Correlation- statistical relationship of two or more random variables (or variables that can be considered as such with some acceptable degree of accuracy). At the same time, changes in one or more of these quantities lead to a systematic change in the other or other quantities. The correlation coefficient serves as a mathematical measure of the correlation of two random variables.

Correlation can be positive and negative (it is also possible that there is no statistical relationship - for example, for independent random variables). negative correlation - correlation, in which an increase in one variable is associated with a decrease in another variable, while the correlation coefficient is negative. positive correlation - a correlation in which an increase in one variable is associated with an increase in another variable, while the correlation coefficient is positive.

autocorrelation - statistical relationship between random variables from the same series, but taken with a shift, for example, for a random process - with a shift in time.

The method of processing statistical data, which consists in studying the coefficients (correlations) between variables, is called correlation analysis.

Correlation coefficient

Correlation coefficient or pair correlation coefficient in probability theory and statistics, this is an indicator of the nature of the change in two random variables. The correlation coefficient is denoted by the Latin letter R and can take values ​​between -1 and +1. If the modulo value is closer to 1, then this means the presence of a strong connection (with a correlation coefficient equal to one speak of a functional connection), and if closer to 0, then weak.

Pearson correlation coefficient

For metric quantities, the Pearson correlation coefficient is used, the exact formula of which was introduced by Francis Galton:

Let X,Y- two random variables defined on the same probability space. Then their correlation coefficient is given by the formula:

,

where cov is the covariance and D is the variance, or equivalently,

,

where the symbol denotes the mathematical expectation.

To graphically represent such a relationship, you can use a rectangular coordinate system with axes that correspond to both variables. Each pair of values ​​is marked with a specific symbol. Such a plot is called a "scatterplot".

The method of calculating the correlation coefficient depends on the type of scale to which the variables refer. So, to measure variables with interval and quantitative scales, it is necessary to use the Pearson correlation coefficient (correlation of product moments). If at least one of the two variables has an ordinal scale or is not normally distributed, Spearman's rank correlation or Kendal's τ (tau) must be used. In the case when one of the two variables is dichotomous, a point two-series correlation is used, and if both variables are dichotomous, a four-field correlation is used. The calculation of the correlation coefficient between two non-dichotomous variables makes sense only if the relationship between them is linear (unidirectional).

Kendell correlation coefficient

Used to measure mutual disorder.

Spearman's correlation coefficient

Properties of the correlation coefficient

  • Cauchy - Bunyakovsky inequality:
if we take the covariance as the scalar product of two random variables, then the norm random variable will be equal to , and the consequence of the Cauchy-Bunyakovsky inequality will be: . , where . Moreover, in this case the signs and k match up: .

Correlation analysis

Correlation analysis- method of processing statistical data, which consists in studying the coefficients ( correlations) between variables. In this case, the correlation coefficients between one pair or multiple pairs of features are compared to establish statistical relationships between them.

Target correlation analysis- provide some information about one variable with the help of another variable. In cases where it is possible to achieve the goal, we say that the variables correlate. In the very general view accepting the hypothesis of the presence of a correlation means that a change in the value of variable A will occur simultaneously with a proportional change in the value of B: if both variables increase, then correlation is positive if one variable increases and the other decreases, correlation is negative.
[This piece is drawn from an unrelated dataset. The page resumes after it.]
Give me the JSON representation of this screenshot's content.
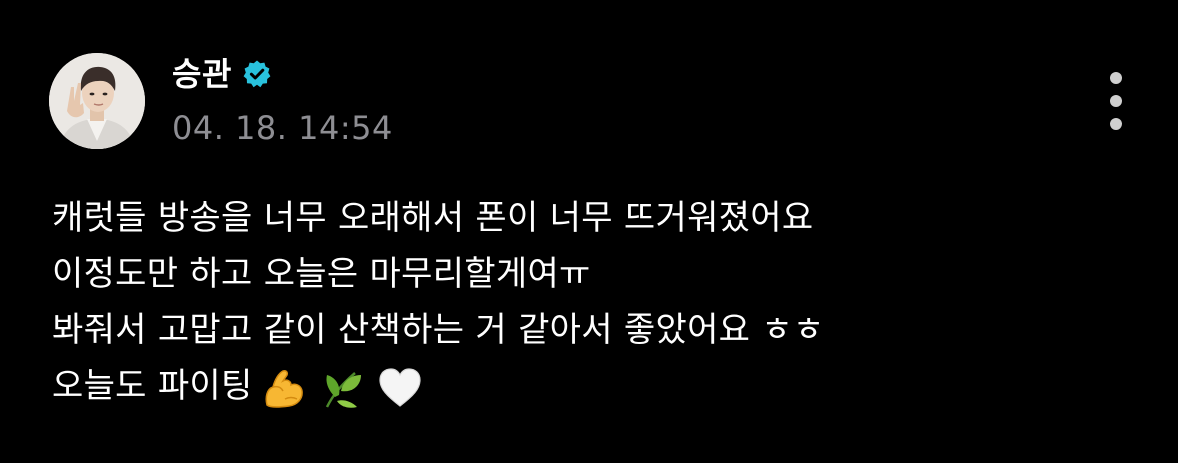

The correlation reflects only the linear dependence of the quantities, but does not reflect their functional connectivity. For example, if we calculate the correlation coefficient between the values A = sin(x) and B = cos(x), then it will be close to zero, i.e., there is no dependence between the quantities. Meanwhile, the quantities A and B are obviously related functionally according to the law sin 2(x) + cos 2(x) = 1.
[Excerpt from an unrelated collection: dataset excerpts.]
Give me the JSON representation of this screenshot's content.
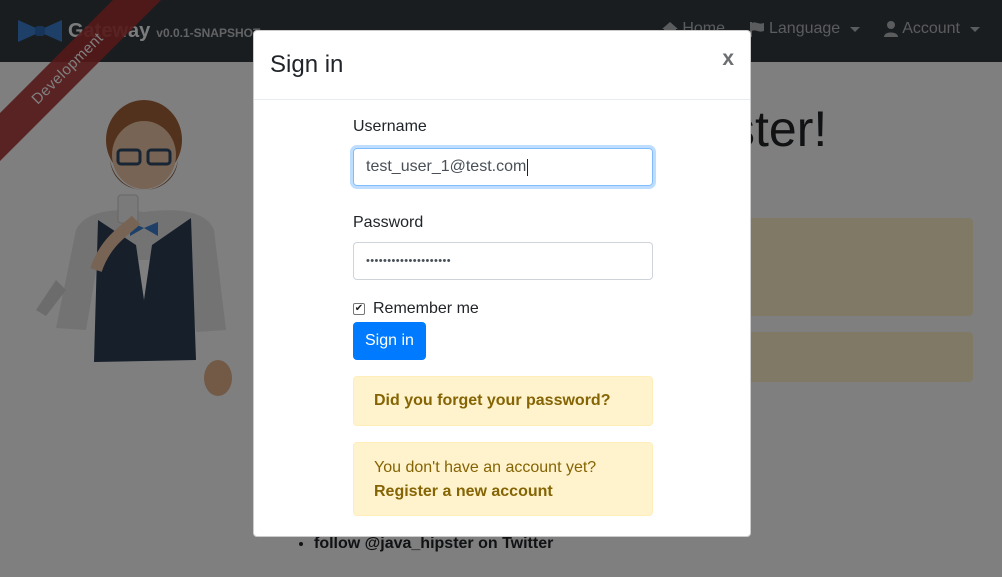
{
  "navbar": {
    "brand_name": "Gateway",
    "brand_version": "v0.0.1-SNAPSHOT",
    "items": [
      {
        "label": "Home",
        "icon": "home-icon"
      },
      {
        "label": "Language",
        "icon": "flag-icon"
      },
      {
        "label": "Account",
        "icon": "user-icon"
      }
    ]
  },
  "ribbon": {
    "label": "Development"
  },
  "hero": {
    "title_fragment": "ster!"
  },
  "background_list": {
    "item": "follow @java_hipster on Twitter"
  },
  "modal": {
    "title": "Sign in",
    "close_label": "x",
    "username_label": "Username",
    "username_value": "test_user_1@test.com",
    "password_label": "Password",
    "password_value": "••••••••••••••••••••",
    "remember_label": "Remember me",
    "remember_checked": true,
    "sign_in_label": "Sign in",
    "forgot_password": "Did you forget your password?",
    "no_account_text": "You don't have an account yet?",
    "register_link": "Register a new account"
  },
  "colors": {
    "navbar_bg": "#343a40",
    "primary": "#007bff",
    "warning_bg": "#fff3cd",
    "warning_text": "#856404",
    "ribbon": "#aa3232"
  }
}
Limitations of correlation analysis



Plots of distributions of pairs (x,y) with corresponding x and y correlation coefficients for each of them. Note that the correlation coefficient reflects a linear relationship (top row), but does not describe a relationship curve (middle row), and is not at all suitable for describing complex, non-linear relationships (bottom row).
  1. Application is possible if there are enough cases to study: for a particular type of correlation coefficient, it ranges from 25 to 100 pairs of observations.
  2. The second limitation follows from the hypothesis of correlation analysis, which includes linear dependence of variables. In many cases, when it is reliably known that the relationship exists, the correlation analysis may not give results simply because the relationship is non-linear (expressed, for example, as a parabola).
  3. By itself, the fact of correlation does not give grounds to assert which of the variables precedes or causes changes, or that the variables are generally causally related to each other, for example, due to the action of a third factor.

Application area

This method of processing statistical data is very popular in economics and social sciences(in particular, in psychology and sociology), although the scope of correlation coefficients is extensive: quality control of industrial products, metallurgy, agricultural chemistry, hydrobiology, biometrics, and others.

The popularity of the method is due to two points: the correlation coefficients are relatively easy to calculate, their application does not require special mathematical training. Combined with ease of interpretation, the ease of application of the coefficient has led to its widespread use in the field of statistical data analysis.

spurious correlation

The often tempting simplicity of a correlation study encourages the researcher to draw false intuitive conclusions about the presence of a causal relationship between pairs of traits, while the correlation coefficients establish only statistical relationships.

In the modern quantitative methodology of the social sciences, in fact, there has been a abandonment of attempts to establish causal relationships between observed variables. empirical methods. Therefore, when researchers in the social sciences talk about establishing relationships between the variables they study, either a general theoretical assumption or a statistical dependence is implied.

see also

  • Autocorrelation function
  • Cross-correlation function
  • covariance
  • Determination coefficient
  • Regression analysis

Wikimedia Foundation. 2010.

Correlation is the degree of connection between 2 or more independent phenomena.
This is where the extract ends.